Wonderful. Brought back all the feelings and sorrow of similar times returning to empty places after the death of a loved one.
Very touching look into the past.
Teresa @ Razzamadazzle
Your poem is full of passionate memories of having lived in that house. It really is sad to see our home waste away. I had many of the same feelings when I visited my childhood home a few years ago. The repetition of not taking my shoes off really sets the memory tones back in time!
My take is this is your grandparents' home, they are gone now, and the building is being demolished. I like the organic framework you use, expanding the grief beyond yourself and to both animate and inanimate artifacts that have been sharing space in this what I would call home ecosystem. The sorrow is palpable. Such a well-done and poignant write.

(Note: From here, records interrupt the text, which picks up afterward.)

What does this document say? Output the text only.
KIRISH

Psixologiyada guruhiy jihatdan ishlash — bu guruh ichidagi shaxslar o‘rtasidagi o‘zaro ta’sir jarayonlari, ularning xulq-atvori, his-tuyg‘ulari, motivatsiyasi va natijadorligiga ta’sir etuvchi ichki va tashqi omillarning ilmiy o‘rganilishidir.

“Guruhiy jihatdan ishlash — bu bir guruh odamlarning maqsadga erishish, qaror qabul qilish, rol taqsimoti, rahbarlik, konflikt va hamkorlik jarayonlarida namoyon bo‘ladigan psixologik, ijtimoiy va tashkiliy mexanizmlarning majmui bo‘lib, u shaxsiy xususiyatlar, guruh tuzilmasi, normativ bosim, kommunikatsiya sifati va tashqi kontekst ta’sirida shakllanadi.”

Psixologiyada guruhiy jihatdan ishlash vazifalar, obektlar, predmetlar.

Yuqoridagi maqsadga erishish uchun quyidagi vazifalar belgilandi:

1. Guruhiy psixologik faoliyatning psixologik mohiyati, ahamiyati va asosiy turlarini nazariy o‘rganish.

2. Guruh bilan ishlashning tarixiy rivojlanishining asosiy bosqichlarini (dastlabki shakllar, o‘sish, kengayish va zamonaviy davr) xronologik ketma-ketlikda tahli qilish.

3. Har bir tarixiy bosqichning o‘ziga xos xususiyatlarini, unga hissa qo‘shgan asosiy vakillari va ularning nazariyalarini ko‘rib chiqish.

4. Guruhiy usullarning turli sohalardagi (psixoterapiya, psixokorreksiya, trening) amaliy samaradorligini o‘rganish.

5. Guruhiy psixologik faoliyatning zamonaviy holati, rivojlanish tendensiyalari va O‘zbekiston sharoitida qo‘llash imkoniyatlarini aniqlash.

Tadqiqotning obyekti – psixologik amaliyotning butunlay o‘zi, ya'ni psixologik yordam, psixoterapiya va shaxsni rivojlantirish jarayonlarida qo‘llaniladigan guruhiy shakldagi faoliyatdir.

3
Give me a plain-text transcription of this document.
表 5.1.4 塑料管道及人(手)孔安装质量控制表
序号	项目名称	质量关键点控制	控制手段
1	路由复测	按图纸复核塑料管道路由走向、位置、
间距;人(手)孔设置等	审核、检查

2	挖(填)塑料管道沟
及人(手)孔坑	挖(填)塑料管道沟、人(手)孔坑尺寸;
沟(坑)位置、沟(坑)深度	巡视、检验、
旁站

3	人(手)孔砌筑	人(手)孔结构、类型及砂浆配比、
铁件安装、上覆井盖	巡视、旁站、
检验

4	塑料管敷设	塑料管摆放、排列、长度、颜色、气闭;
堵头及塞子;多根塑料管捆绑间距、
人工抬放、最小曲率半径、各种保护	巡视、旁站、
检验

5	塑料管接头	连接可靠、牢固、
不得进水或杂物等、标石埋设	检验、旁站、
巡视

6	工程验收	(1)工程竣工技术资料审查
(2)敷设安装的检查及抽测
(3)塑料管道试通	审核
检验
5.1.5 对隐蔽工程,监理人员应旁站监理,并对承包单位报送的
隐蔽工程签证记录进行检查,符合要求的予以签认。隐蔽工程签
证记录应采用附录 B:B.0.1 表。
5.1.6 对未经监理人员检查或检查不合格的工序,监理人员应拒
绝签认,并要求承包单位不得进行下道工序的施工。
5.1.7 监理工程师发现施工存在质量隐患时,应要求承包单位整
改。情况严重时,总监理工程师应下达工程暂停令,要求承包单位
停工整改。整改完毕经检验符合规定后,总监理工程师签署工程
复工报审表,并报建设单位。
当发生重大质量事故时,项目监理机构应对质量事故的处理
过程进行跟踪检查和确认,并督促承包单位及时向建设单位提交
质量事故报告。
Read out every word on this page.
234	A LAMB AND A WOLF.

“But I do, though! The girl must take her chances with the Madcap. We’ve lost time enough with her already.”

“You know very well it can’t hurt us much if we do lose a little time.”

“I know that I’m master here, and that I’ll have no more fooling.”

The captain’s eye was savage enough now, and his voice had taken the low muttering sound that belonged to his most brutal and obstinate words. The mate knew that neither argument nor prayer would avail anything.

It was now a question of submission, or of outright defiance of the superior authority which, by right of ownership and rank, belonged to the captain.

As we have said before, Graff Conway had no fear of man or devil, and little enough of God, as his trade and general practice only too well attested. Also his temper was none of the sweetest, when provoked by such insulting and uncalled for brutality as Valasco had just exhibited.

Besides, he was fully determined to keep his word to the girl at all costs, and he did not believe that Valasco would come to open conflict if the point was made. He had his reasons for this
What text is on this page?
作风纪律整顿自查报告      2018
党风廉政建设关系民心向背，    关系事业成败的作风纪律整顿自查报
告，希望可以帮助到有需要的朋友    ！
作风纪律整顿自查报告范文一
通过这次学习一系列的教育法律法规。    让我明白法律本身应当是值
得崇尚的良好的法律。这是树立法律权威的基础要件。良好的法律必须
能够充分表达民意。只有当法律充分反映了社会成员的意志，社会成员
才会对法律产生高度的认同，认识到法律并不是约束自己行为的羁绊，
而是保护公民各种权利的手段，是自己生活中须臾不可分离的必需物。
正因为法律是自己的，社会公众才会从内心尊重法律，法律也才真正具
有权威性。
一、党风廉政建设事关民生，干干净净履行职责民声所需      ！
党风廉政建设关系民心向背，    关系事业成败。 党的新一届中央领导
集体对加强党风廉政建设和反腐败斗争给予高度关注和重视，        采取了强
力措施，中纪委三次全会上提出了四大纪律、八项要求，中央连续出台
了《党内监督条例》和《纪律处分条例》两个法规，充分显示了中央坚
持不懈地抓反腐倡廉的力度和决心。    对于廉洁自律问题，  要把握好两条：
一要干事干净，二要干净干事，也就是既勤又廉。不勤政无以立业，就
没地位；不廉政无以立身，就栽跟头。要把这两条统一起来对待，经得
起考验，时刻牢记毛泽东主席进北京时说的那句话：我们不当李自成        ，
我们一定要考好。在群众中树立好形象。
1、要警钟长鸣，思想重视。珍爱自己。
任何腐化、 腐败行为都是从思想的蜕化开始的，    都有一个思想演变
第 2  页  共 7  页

ms_lili (aka Jade Li/Lisa)
you took me there ... too sad but spoken like there has been some healing! So glad you no longer need to take your shoes off :)
Tony, Thank you
Millie, Thanks!
Dwight, Thank you. That house is gone now hauled away like a worthless ton of bricks.
Lilli,
Thanks. My parents, and their parents before. It's a sad thing to think about. I don't know why I keep going there when it's been so long gone
Kate,
Thank you
Powerful writing, that can make a house and its people, present and gone, so real and full of memories. The refrain of the shoes is like a sad melody that runs behind the words, something so small gained from a loss so large, or so I read. Each detail brings out something that tells a story, though we may not know either its beginning or end. As a gardener I was struck by the "maw" left by pulled up lavender, so vivid I could see it, and the rose that owns the house more than the house owns it. Mysterious, oblique, and yet there is all that is needed here for the reader to feel what needs to be felt.
Hedgewitch,
Thank you very much! I'm glad you felt what needed to be felt. Sigh...thanks for your comment.
p.s. the rose was an old world climber planted by my grandma and we managed to dig enough of the root to give it a start elsewhere but it struggles. Just as we do.
The last line brings the finality forcefully...of what has gone. Very well expressed.
Paean Sun,
Hey, thanks!!
Fabulous blog
Please read my post
I can really feel that house and its decay after its inhabitants left... I really love how you shifted the focus writing about the bricks he laid... this house was the people living there, and when they are gone so is the house.
Rajani,
Thanks!!
Brudberg,
Thank you. That's it: when the people were gone so went the house, in more ways than one. Only the memories remain.